Hold TOTP enrollment secret server-side and email user on activation

TOTP enrollment previously round-tripped the generated secret through a
hidden form field and saved whatever the client submitted, letting an
attacker with session access enroll a 2FA device they control by posting
their own secret plus a matching code. Stash the secret in the session
at GET /totp/new, read it only from the session at POST /totp, and drop
the hidden field from the view. Notify the user by email on successful
enrollment so unauthorized activations are visible even if a new vector
appears later.

Co-Authored-By: Claude Opus 4 <noreply@anthropic.com>

app/views/totp/new.html.erb

@@ -35,8 +35,6 @@
       <div>
         <h3 class="text-lg font-medium text-gray-900 dark:text-gray-100 mb-4">Step 2: Verify</h3>
         <%= form_with url: totp_path, method: :post, class: "space-y-4" do |form| %>
-          <%= hidden_field_tag :totp_secret, @totp_secret %>
-
           <div>
             <%= label_tag :code, "Verification Code", class: "block text-sm font-medium text-gray-700 dark:text-gray-300" %>
             <%= text_field_tag :code,

app/views/totp_mailer/enabled.html.erb

@@ -0,0 +1,16 @@
+<p>Hello,</p>
+
+<p>
+  Two-factor authentication was just enabled on the Clinch account for
+  <strong><%= @user.email_address %></strong>.
+</p>
+
+<p>
+  If you did this, you can ignore this email.
+</p>
+
+<p>
+  If you did <strong>not</strong> do this, your account may have been
+  accessed by someone else.
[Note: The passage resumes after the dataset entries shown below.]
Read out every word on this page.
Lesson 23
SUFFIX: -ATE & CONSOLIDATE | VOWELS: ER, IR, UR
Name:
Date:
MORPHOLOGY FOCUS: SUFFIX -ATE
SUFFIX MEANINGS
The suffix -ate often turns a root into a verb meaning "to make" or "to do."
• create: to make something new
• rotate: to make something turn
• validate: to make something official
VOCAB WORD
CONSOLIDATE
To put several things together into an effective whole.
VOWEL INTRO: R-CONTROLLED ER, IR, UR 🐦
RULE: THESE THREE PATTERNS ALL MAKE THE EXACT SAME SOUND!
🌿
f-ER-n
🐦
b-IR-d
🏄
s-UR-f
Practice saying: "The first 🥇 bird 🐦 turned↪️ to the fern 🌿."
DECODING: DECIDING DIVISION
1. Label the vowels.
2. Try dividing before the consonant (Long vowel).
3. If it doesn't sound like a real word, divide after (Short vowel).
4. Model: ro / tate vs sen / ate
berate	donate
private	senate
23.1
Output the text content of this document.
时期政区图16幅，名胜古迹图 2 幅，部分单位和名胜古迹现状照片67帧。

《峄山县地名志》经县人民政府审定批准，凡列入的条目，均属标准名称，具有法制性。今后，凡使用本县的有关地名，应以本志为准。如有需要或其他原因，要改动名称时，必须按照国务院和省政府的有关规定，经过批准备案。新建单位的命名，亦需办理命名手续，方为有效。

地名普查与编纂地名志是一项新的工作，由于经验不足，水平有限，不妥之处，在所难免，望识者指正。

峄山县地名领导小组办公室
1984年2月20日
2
Reset your password immediately and contact
+  your administrator.
+</p>

app/views/totp_mailer/enabled.text.erb

@@ -0,0 +1,9 @@
+Hello,
+
+Two-factor authentication was just enabled on the Clinch account for
+<%= @user.email_address %>.
+
+If you did this, you can ignore this email.
+
+If you did NOT do this, your account may have been accessed by someone
+else. Reset your password immediately and contact your administrator.